Page 55 of The Rebel

He’s not a keeper.

Then again, he never professed to be. He warned me right from the start and I agreed because I couldn’t keep my hands off him. More fool me for expecting things he was never willing to give.

‘I am in charge, so what can I help you with?’

I place my laptop on the desk, flip open the cover, and type in my password, before sliding the paperwork out of my bag. ‘The campaign is ready to go live but I need final approval and only the client can do that.’

Kevin stares at the screen for an eternity before shaking his head. ‘I’m sorry, I can’t approve this.’

WTF? I’ve put in countless hours of work on this project, it’s the best work I’ve ever done, and I need to see it through to the end. It can’t stall now.

‘What do you mean?’

Kevin closes down my screen. ‘What I mean is, even though I’m the new general manager, I can’t give final approval on a project that is essentially Hart’s baby. He needs to approve this, not me.’

He’s looking way too smug and for a moment I wonder if this is some lame ploy to push us together.

‘But I need his physical signature on the paperwork.’

‘Then I really think you should get his approval in person.’

And I really think Chris Hemsworth should be my personal butler for a week. Neither is going to happen.

But I ask the question regardless. ‘Why?’

‘Because if you give up on him now you’ll be yet another in a long line of people who’ve given up on him and we both know you’re not a quitter. If you were, you would’ve already left the island the first time he tried to push you away.’
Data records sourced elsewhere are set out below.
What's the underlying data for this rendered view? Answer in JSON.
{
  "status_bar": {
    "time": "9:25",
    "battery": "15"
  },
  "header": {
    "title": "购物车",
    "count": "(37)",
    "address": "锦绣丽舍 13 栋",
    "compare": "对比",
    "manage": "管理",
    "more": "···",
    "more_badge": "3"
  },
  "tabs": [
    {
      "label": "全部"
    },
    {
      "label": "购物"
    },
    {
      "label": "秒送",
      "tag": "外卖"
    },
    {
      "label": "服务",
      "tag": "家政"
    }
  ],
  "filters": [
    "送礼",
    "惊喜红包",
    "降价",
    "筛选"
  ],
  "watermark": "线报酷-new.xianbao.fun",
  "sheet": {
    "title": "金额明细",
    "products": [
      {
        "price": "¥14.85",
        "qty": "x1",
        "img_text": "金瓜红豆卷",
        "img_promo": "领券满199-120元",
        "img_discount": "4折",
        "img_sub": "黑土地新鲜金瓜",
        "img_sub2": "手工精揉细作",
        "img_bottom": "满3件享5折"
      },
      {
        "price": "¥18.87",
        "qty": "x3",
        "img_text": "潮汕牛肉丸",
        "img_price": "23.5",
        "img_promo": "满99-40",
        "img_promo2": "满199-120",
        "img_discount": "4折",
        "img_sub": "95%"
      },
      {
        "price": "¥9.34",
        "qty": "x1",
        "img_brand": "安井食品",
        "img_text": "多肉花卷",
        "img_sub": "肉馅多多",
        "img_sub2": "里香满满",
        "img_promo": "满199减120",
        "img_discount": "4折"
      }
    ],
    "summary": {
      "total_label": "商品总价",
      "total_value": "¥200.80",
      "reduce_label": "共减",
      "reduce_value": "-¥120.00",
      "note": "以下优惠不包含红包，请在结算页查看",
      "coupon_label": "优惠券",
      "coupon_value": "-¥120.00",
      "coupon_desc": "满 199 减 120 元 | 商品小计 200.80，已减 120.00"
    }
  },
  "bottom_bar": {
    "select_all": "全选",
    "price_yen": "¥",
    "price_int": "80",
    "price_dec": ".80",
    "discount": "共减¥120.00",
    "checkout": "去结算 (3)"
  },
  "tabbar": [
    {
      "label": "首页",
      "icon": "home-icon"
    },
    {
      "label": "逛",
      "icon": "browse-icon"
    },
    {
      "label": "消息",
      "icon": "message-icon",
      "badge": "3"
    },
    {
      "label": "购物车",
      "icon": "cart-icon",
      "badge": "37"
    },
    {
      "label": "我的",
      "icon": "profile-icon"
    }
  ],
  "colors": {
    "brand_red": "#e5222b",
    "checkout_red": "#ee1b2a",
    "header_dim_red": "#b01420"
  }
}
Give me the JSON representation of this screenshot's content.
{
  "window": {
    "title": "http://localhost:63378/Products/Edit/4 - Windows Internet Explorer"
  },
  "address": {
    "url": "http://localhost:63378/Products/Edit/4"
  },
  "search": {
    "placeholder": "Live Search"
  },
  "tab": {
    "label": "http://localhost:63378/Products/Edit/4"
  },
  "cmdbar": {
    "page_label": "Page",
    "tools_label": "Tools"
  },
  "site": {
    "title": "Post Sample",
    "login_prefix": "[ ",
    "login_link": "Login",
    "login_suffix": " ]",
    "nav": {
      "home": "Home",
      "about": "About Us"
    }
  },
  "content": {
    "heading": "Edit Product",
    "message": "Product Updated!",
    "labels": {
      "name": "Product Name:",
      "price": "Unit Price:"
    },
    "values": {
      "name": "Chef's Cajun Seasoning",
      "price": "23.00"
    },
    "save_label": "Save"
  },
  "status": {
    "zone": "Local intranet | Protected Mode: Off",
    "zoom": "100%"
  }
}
I gape, stunned by his insight.

It shifts the cogs in my head…is that why Hart left, so he could leave first? Does he feel something too? Has this been more than a fling? And the biggie, what will happen if I do as Kevin suggests?

I’ve already put myself out there for a guy before. I followed Casper: to a new suburb, to a new house, to a new life. I was the perfect fiancée; and he crapped on my dreams regardless.

He took what I gave and more, with no regard for what I really wanted. And when I tried to articulate my dreams, my needs, he laughed in my face.

My folks are wrong. I didn’t quit on Casper, I made a calculated choice for self-preservation. I should do the same now.

Going after Hart isn’t a smart move. He’s emotionally closed-off and I don’t have the energy to make a guy like me. Been there, done that, had the three-carat whopper to prove it.

I can’t do it again: risk losing another piece of myself. Especially not with a guy who’s already made it more than clear he doesn’t want me. I’m many things, but a masochist isn’t one of them.

I’ve always done the right thing my entire life. My parents relied on me to set a good example for my two younger sisters. My sisters used me as a buffer between their antics and my folks. Casper must’ve taken one look at me and thought, ‘perfect trophy wife’ he could easily control and jerk around.

Being perfect isn’t always a good thing, but isn’t that what my fling with Hart was all about? A long-overdue, much-needed shot at being bad?

Following him would be beyond pathetic.

I can’t do it.

But if what Kevin says is true, am I willing to fall into Hart’s stereotype, that I’ll leave him like all the rest?

I flung his abandonment issues in his face as a way to shake things up, to get him to admit the truth: that he’s emotionally repressed and too damn scared to take a risk on us. Then I envisaged reassuring him and professing my feelings and…who knows after that?

But he didn’t give me a chance. He shut me down and now he’s shut me out by leaving, ensuring we’re over.

What if I prove to him we’re not by showing him I won’t quit on us?

‘You’re a smart girl, Daisy. You’ll do what’s right, for both of you.’ Kevin makes a grand show of glancing at his watch. ‘Now, if you don’t mind, the new general manager has some other tasks to approve.’